Ca c’est passé dans un grand boulevard
Nous nous regardions depuis un moment comme si le lien unissant
nos pensées avait disparu lorsque soudain elle me dit.
- Tu sais la dernière !
- Non ; je connais son tempérament caustique pour l’avoir connu à
travers moi ou à travers les autres, un silence s’ensuivit. J’avais tout le matin
cherché dans mes classeurs un dessin, épuisée je m’étais allongée sur
mon canapé afin d’aider une digestion qui avait été perturbée par les déplacements, l’inventaire de tous mes classeurs, et l’idée de remettre tout en place m’achevait
- Bon, je t’écoute.
- C’est Lucien
- Ah Lucien !
- Oui Lucien, si tu savais, je l’aime mais là il y va fort
- Une femme dans sa vie ?
- Alors là tu dérailles, Lucien me tromper ! Il m’aime trop ! Ca c’est passé dans un grand boulevard d’une grande ville de notre douce France.

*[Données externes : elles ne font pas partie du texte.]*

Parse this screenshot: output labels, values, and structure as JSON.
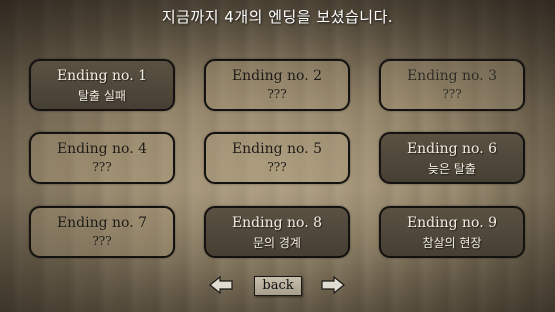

Cette fois ci je crus pour de bon qu’elle n’allait pas, je la fis répéter pour m’en assurer, j’étais navrée. Là, elle m’offrait un spectacle où le gracieux, le délicat, le fin m’enchantaient. Mon amie n’est plus jeune mais elle est charmeuse, belle et je comprends l’amour de son mari pour elle. Je me suis posée la question pourquoi elle vient me voir si souvent, si ce ne serait pas mon antre avec mes tableaux accrochés aux murs qui ornent mes pièces et qu’elle regarde avec beaucoup d’attention ou moi ? Peut-être, les deux… Je ne sais pas.
- C’est grave ?
Ses yeux d’habitude si mobiles, malicieux et coquins, moqueurs et séducteurs à ce moment étaient étrangement vagues, avec un fond de tristesse et une malice au fond que je lui connais bien. Nonobstant toutes les questions je préférai me taire.
- Eh ! Bien voilà, ça c’est passé dans les grands boulevards d’une grande ville de notre douce France.
J’essayais de me calmer croyant à une chose grave qui serait arrivée, m’inquiétant vraiment.
- Tu ne peux pas être plus précise ?
- Surtout pas ! Lucien s’amuse de moi, voilà la réponse.
- Il s’amuse ?
: D’après les contactes que nous avons eu je connais un homme plein de courtoisie, intelligent, fin, qui a les mots pour faire rire, et je savais qu’il avait conquis Julie avec son esprit.
: Je me souviens de l’entendre dire : je n’en trouverai jamais un le valoir.
- Mais oui Julie je l’ai remarqué déjà plusieurs fois et ça marche, il a un plaisir sadique à le faire.
- A quoi ? Tu n’exagérerais pas un peu, Lucien sadique ! Non tu veux rire !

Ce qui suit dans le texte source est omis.